Wie haben Sie die Mitarbeitenden und Verbandsmitglieder kennengelernt?
Auf unterschiedliche Weise: Zuerst führte ich mit meinen engeren Mitarbeitenden ein Gespräch unter vier Augen, um die gegenseitigen Erwartungen und Werte kennenzulernen. Im Weiteren möchte ich mit jeder Mitarbeiterin und jedem Mitarbeiter in Zürich und Aarberg ein persönliches Gespräch führen. Einzelne Mitgliedsfirmen und Milizmitarbeitende konnte ich bereits an Verbandsanlässen kennenlernen und ich habe schon einige Betriebe besucht. Ich möchte wissen, welches die Bedürfnisse der Mitglieder in unseren Branchen Landtechnik und Metallbau sind.

Wie sieht Ihr Arbeitstag aus?
Kein Arbeitstag gleicht dem anderen. Mein Alltag ist sehr abwechslungsreich. Es gibt Tage, an denen ich viel unterwegs bin, sei es, um an Sitzungen teilzunehmen, sei es, um an repräsentativen Anlässen einen Auftritt wahrzunehmen. An anderen Tagen gibt es Teamsitzungen in der Geschäftsstelle in Zürich. Und natürlich gibt es Tage, an denen ich Administratives erledige, Telefongespräche führe, Protokolle lese und schreibe, E-Mails beantworte.

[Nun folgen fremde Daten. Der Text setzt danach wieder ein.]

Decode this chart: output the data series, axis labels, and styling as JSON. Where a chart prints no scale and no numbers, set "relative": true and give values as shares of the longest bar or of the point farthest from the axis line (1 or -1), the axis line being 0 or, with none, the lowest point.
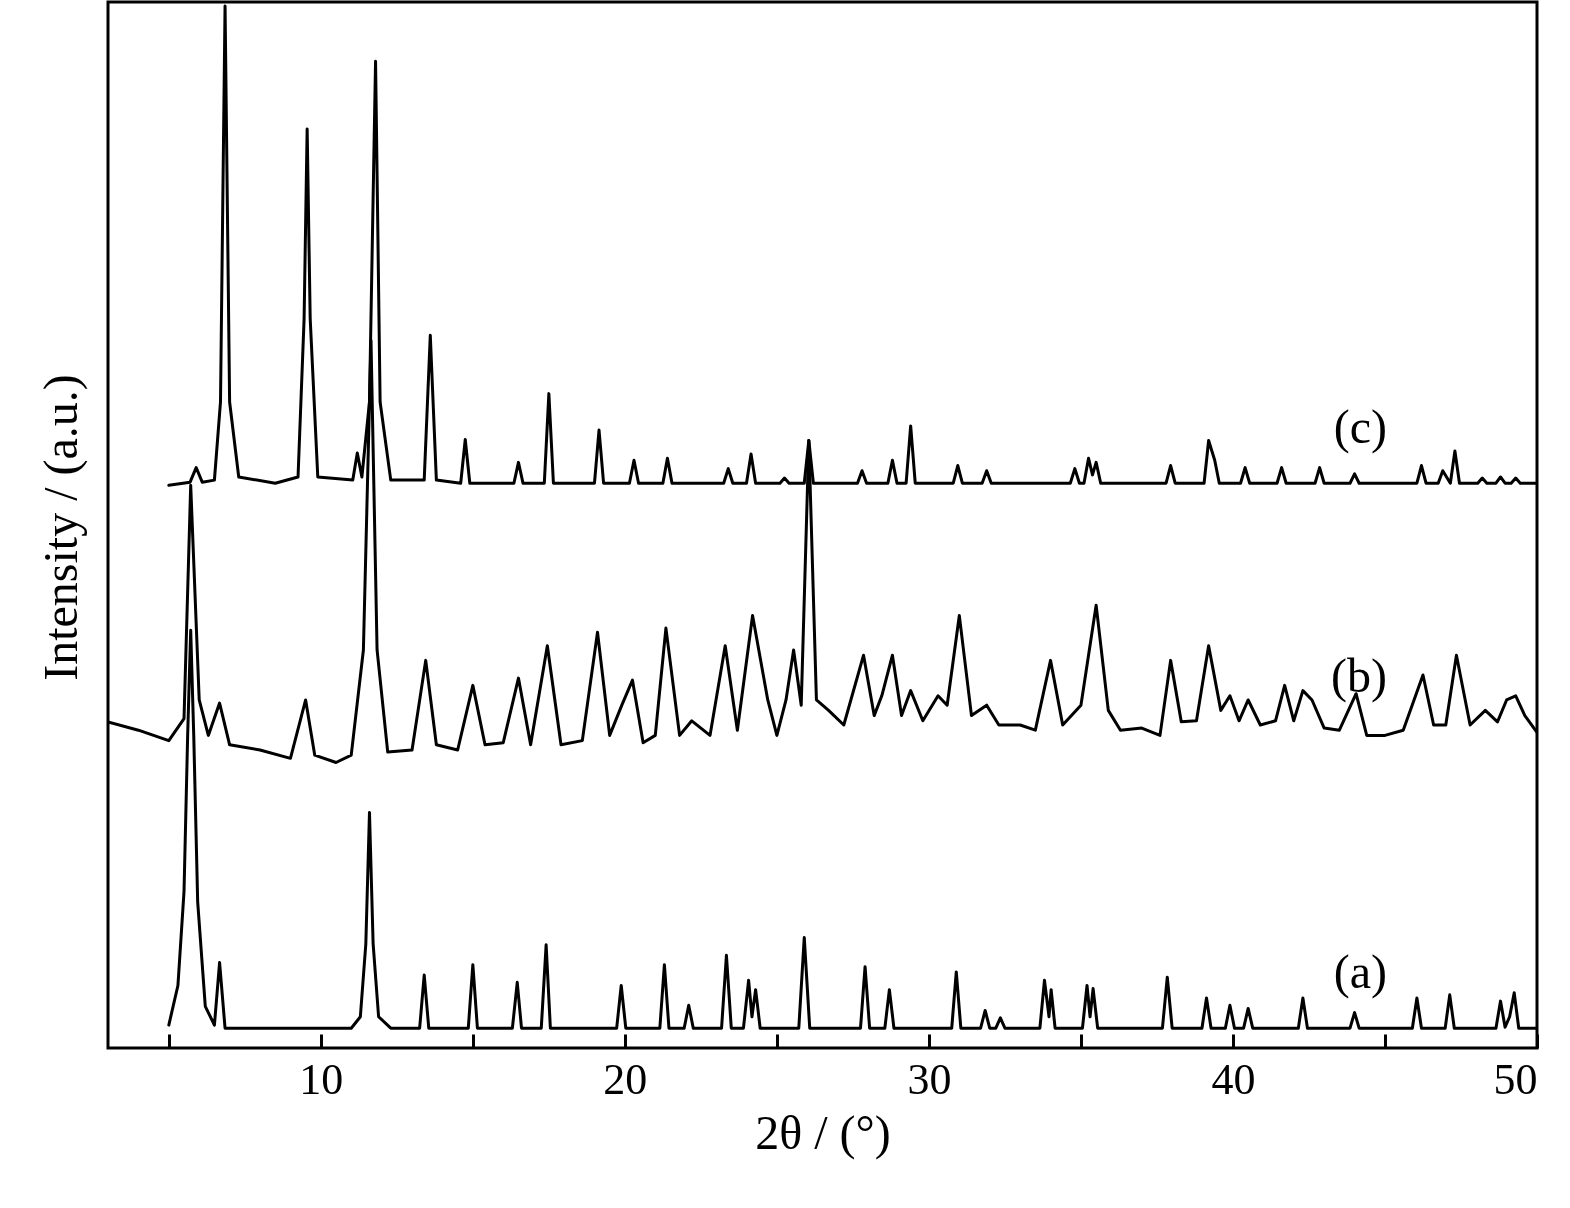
{
  "chart_data": {
    "type": "line",
    "relative": true,
    "xlabel": "2θ / (°)",
    "ylabel": "Intensity / (a.u.)",
    "xlim": [
      3,
      50
    ],
    "xticks": [
      {
        "value": 5,
        "label": null
      },
      10,
      {
        "value": 15,
        "label": null
      },
      20,
      {
        "value": 25,
        "label": null
      },
      30,
      {
        "value": 35,
        "label": null
      },
      40,
      {
        "value": 45,
        "label": null
      },
      50
    ],
    "marker": "none",
    "line_style": "solid",
    "series": [
      {
        "name": "(a)",
        "color": "#000000",
        "x": [
          5.0,
          5.3,
          5.5,
          5.62,
          5.72,
          5.82,
          5.95,
          6.2,
          6.5,
          6.67,
          6.85,
          11.0,
          11.3,
          11.48,
          11.6,
          11.72,
          11.9,
          12.3,
          13.25,
          13.4,
          13.55,
          14.85,
          15.0,
          15.15,
          16.3,
          16.46,
          16.6,
          17.25,
          17.41,
          17.55,
          19.73,
          19.88,
          20.03,
          21.15,
          21.3,
          21.45,
          21.95,
          22.1,
          22.25,
          23.18,
          23.34,
          23.5,
          23.9,
          24.07,
          24.18,
          24.3,
          24.45,
          25.72,
          25.9,
          26.08,
          27.75,
          27.9,
          28.05,
          28.55,
          28.7,
          28.85,
          30.75,
          30.9,
          31.05,
          31.7,
          31.85,
          32.0,
          32.2,
          32.35,
          32.5,
          33.65,
          33.8,
          33.95,
          34.02,
          34.15,
          35.05,
          35.2,
          35.3,
          35.4,
          35.55,
          37.68,
          37.84,
          38.0,
          38.98,
          39.13,
          39.28,
          39.75,
          39.9,
          40.05,
          40.35,
          40.5,
          40.65,
          42.15,
          42.3,
          42.45,
          43.85,
          44.0,
          44.15,
          45.9,
          46.05,
          46.2,
          46.98,
          47.13,
          47.28,
          48.65,
          48.8,
          48.95,
          49.1,
          49.25,
          49.4,
          50.0
        ],
        "values": [
          0.022,
          0.06,
          0.15,
          0.3,
          0.401,
          0.3,
          0.14,
          0.04,
          0.022,
          0.082,
          0.019,
          0.019,
          0.03,
          0.1,
          0.226,
          0.1,
          0.03,
          0.019,
          0.019,
          0.07,
          0.019,
          0.019,
          0.08,
          0.019,
          0.019,
          0.063,
          0.019,
          0.019,
          0.099,
          0.019,
          0.019,
          0.06,
          0.019,
          0.019,
          0.08,
          0.019,
          0.019,
          0.041,
          0.019,
          0.019,
          0.089,
          0.019,
          0.019,
          0.065,
          0.03,
          0.056,
          0.019,
          0.019,
          0.106,
          0.019,
          0.019,
          0.078,
          0.019,
          0.019,
          0.056,
          0.019,
          0.019,
          0.073,
          0.019,
          0.019,
          0.036,
          0.019,
          0.019,
          0.029,
          0.019,
          0.019,
          0.065,
          0.03,
          0.056,
          0.019,
          0.019,
          0.06,
          0.03,
          0.057,
          0.019,
          0.019,
          0.068,
          0.019,
          0.019,
          0.048,
          0.019,
          0.019,
          0.041,
          0.019,
          0.019,
          0.038,
          0.019,
          0.019,
          0.048,
          0.019,
          0.019,
          0.034,
          0.019,
          0.019,
          0.048,
          0.019,
          0.019,
          0.051,
          0.019,
          0.019,
          0.045,
          0.02,
          0.03,
          0.053,
          0.019,
          0.019
        ]
      },
      {
        "name": "(b)",
        "color": "#000000",
        "x": [
          3.0,
          4.0,
          5.0,
          5.5,
          5.72,
          6.0,
          6.3,
          6.67,
          7.0,
          8.0,
          9.0,
          9.5,
          9.8,
          10.5,
          11.0,
          11.4,
          11.65,
          11.85,
          12.2,
          13.0,
          13.45,
          13.8,
          14.5,
          15.0,
          15.4,
          16.0,
          16.5,
          16.9,
          17.45,
          17.9,
          18.6,
          19.1,
          19.5,
          19.9,
          20.25,
          20.6,
          21.0,
          21.35,
          21.8,
          22.2,
          22.8,
          23.3,
          23.7,
          24.2,
          24.7,
          25.0,
          25.3,
          25.55,
          25.8,
          26.05,
          26.3,
          26.7,
          27.2,
          27.85,
          28.2,
          28.45,
          28.8,
          29.1,
          29.4,
          29.8,
          30.3,
          30.6,
          31.0,
          31.4,
          31.9,
          32.3,
          33.0,
          33.5,
          34.0,
          34.4,
          35.0,
          35.5,
          35.9,
          36.3,
          37.0,
          37.6,
          37.95,
          38.3,
          38.8,
          39.2,
          39.6,
          39.9,
          40.2,
          40.5,
          40.9,
          41.4,
          41.7,
          42.0,
          42.3,
          42.6,
          43.0,
          43.5,
          44.05,
          44.4,
          45.0,
          45.6,
          46.25,
          46.6,
          47.0,
          47.35,
          47.8,
          48.3,
          48.7,
          49.0,
          49.3,
          49.6,
          50.0
        ],
        "values": [
          0.313,
          0.305,
          0.295,
          0.316,
          0.54,
          0.334,
          0.3,
          0.331,
          0.291,
          0.286,
          0.278,
          0.334,
          0.281,
          0.274,
          0.281,
          0.382,
          0.679,
          0.382,
          0.284,
          0.286,
          0.372,
          0.291,
          0.286,
          0.348,
          0.291,
          0.293,
          0.355,
          0.291,
          0.386,
          0.291,
          0.295,
          0.399,
          0.3,
          0.329,
          0.353,
          0.293,
          0.3,
          0.403,
          0.3,
          0.314,
          0.3,
          0.386,
          0.305,
          0.415,
          0.334,
          0.3,
          0.334,
          0.382,
          0.329,
          0.583,
          0.334,
          0.324,
          0.31,
          0.377,
          0.319,
          0.338,
          0.377,
          0.319,
          0.343,
          0.314,
          0.338,
          0.329,
          0.415,
          0.319,
          0.329,
          0.31,
          0.31,
          0.305,
          0.372,
          0.31,
          0.329,
          0.425,
          0.324,
          0.305,
          0.307,
          0.3,
          0.372,
          0.313,
          0.314,
          0.386,
          0.324,
          0.338,
          0.314,
          0.334,
          0.31,
          0.314,
          0.348,
          0.314,
          0.343,
          0.334,
          0.307,
          0.305,
          0.34,
          0.3,
          0.3,
          0.305,
          0.358,
          0.31,
          0.31,
          0.377,
          0.31,
          0.324,
          0.313,
          0.334,
          0.338,
          0.319,
          0.303
        ]
      },
      {
        "name": "(c)",
        "color": "#000000",
        "x": [
          5.0,
          5.7,
          5.9,
          6.1,
          6.5,
          6.7,
          6.85,
          7.0,
          7.3,
          8.5,
          9.25,
          9.45,
          9.55,
          9.65,
          9.9,
          11.05,
          11.2,
          11.35,
          11.6,
          11.8,
          11.95,
          12.3,
          13.4,
          13.6,
          13.8,
          14.6,
          14.75,
          14.9,
          16.35,
          16.5,
          16.65,
          17.35,
          17.5,
          17.65,
          19.0,
          19.15,
          19.3,
          20.15,
          20.3,
          20.45,
          21.25,
          21.4,
          21.55,
          23.25,
          23.4,
          23.55,
          24.0,
          24.15,
          24.3,
          25.1,
          25.25,
          25.4,
          25.9,
          26.05,
          26.2,
          27.65,
          27.8,
          27.95,
          28.65,
          28.8,
          28.95,
          29.25,
          29.4,
          29.55,
          30.8,
          30.95,
          31.1,
          31.75,
          31.9,
          32.05,
          34.65,
          34.8,
          34.95,
          35.1,
          35.25,
          35.38,
          35.5,
          35.65,
          37.8,
          37.95,
          38.1,
          39.05,
          39.2,
          39.4,
          39.55,
          40.25,
          40.4,
          40.55,
          41.45,
          41.6,
          41.75,
          42.7,
          42.85,
          43.0,
          43.85,
          44.0,
          44.15,
          46.05,
          46.2,
          46.35,
          46.75,
          46.9,
          47.15,
          47.3,
          47.45,
          48.05,
          48.2,
          48.35,
          48.65,
          48.8,
          48.95,
          49.15,
          49.3,
          49.45,
          50.0
        ],
        "values": [
          0.54,
          0.543,
          0.557,
          0.543,
          0.545,
          0.62,
          1.0,
          0.62,
          0.548,
          0.542,
          0.548,
          0.7,
          0.882,
          0.7,
          0.548,
          0.545,
          0.571,
          0.548,
          0.62,
          0.947,
          0.62,
          0.545,
          0.545,
          0.684,
          0.545,
          0.542,
          0.584,
          0.542,
          0.542,
          0.562,
          0.542,
          0.542,
          0.628,
          0.542,
          0.542,
          0.593,
          0.542,
          0.542,
          0.564,
          0.542,
          0.542,
          0.566,
          0.542,
          0.542,
          0.556,
          0.542,
          0.542,
          0.57,
          0.542,
          0.542,
          0.547,
          0.542,
          0.542,
          0.583,
          0.542,
          0.542,
          0.554,
          0.542,
          0.542,
          0.564,
          0.542,
          0.542,
          0.597,
          0.542,
          0.542,
          0.559,
          0.542,
          0.542,
          0.554,
          0.542,
          0.542,
          0.556,
          0.542,
          0.542,
          0.566,
          0.55,
          0.562,
          0.542,
          0.542,
          0.559,
          0.542,
          0.542,
          0.583,
          0.564,
          0.542,
          0.542,
          0.557,
          0.542,
          0.542,
          0.557,
          0.542,
          0.542,
          0.557,
          0.542,
          0.542,
          0.551,
          0.542,
          0.542,
          0.559,
          0.542,
          0.542,
          0.554,
          0.542,
          0.573,
          0.542,
          0.542,
          0.547,
          0.542,
          0.542,
          0.548,
          0.542,
          0.542,
          0.547,
          0.542,
          0.542
        ]
      }
    ]
  }
}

Sie leiteten acht Jahre lang den Bereich Stahlbau der Firma Senn AG. Wo sehen Sie die grossen Gemeinsamkeiten mit Ihrer neuen Arbeit im Dachverband?
Es gibt viele Gemeinsamkeiten. Ein wesentlicher Schlüssel für den Erfolg im Bauwesen wie im Verband sind die vorausschauende, systematische Arbeitsweise, die gute Kommunikation sowie eine perfekte grafische Aufarbeitung – im Bauwesen eher in Form von Bauplänen und hier im Verband im Geschäftsalltag mit Geschäftsgrafiken oder aussagekräftigen Bildern, die die Leute begeistern.

Sie waren in der Vergangenheit unter anderem als Fachexperte bei der Suva, als Fachlehrer, Instruktor und Prüfungsexperte tätig. Inwiefern können Sie diese Erfahrungen in Ihre neue Aufgabe einbringen?
Es ist wie mit allem im Leben, was man bereits gemacht hat: Bei jeder Aufgabe lernt man etwas dazu. Und manchmal lernt man auch, wie man etwas nicht machen sollte. Ich konnte in der Vergangenheit viele Erfahrungen sammeln. Das gibt mir heute Sicherheit und hilft mir, in gewissen Situationen ruhig und bedacht zu bleiben.

Welches sind die Schwerpunkte der Verbandsarbeit – im Metallbau?
Eine zentrale Aufgabe bei Metaltec Suisse ist die Überarbeitung der Bildungsverordnung und der entsprechenden Reglemente für die Grund- und Weiterbildung, das heisst für die Lehrberufe Metallbaukonstrukteur/in EFZ, Metallbauer/in EFZ und Metallbaupraktiker/in EBA. Es geht darum, zeitgemässe Berufsbilder, Lerninhalte und -ziele sowie Strukturen sicherzustellen. Eine weitere wichtige Aufgabe ist die Nachwuchsförderungskampagne «metall+du» mit dem Projekt, bei dem ausgebildete Metallbau-Botschafter den Werkunterricht in Schulen besuchen und den Schülerinnen und Schülern Hilfsmittel und Ideen geben für die Arbeit mit Metall. Indem Jugendliche mit Metall arbeiten, soll ihr Interesse für die Berufe im Metallbau, geweckt werden. Ein weiterer Schwerpunkt ist die Zusammenarbeit mit anderen Verbänden. Metaltec Suisse will ein starker Partner sein in der Baubranche, im Innenausbaugewerbe mit anderen Berufsverbänden, im Bauhauptgewerbe mit dem Baumeisterverband. Dazu gehört das gemeinsame Engagement mit dem Schweizerischen Arbeitgeberverband und dem Schweizerischen Gewerbeverband.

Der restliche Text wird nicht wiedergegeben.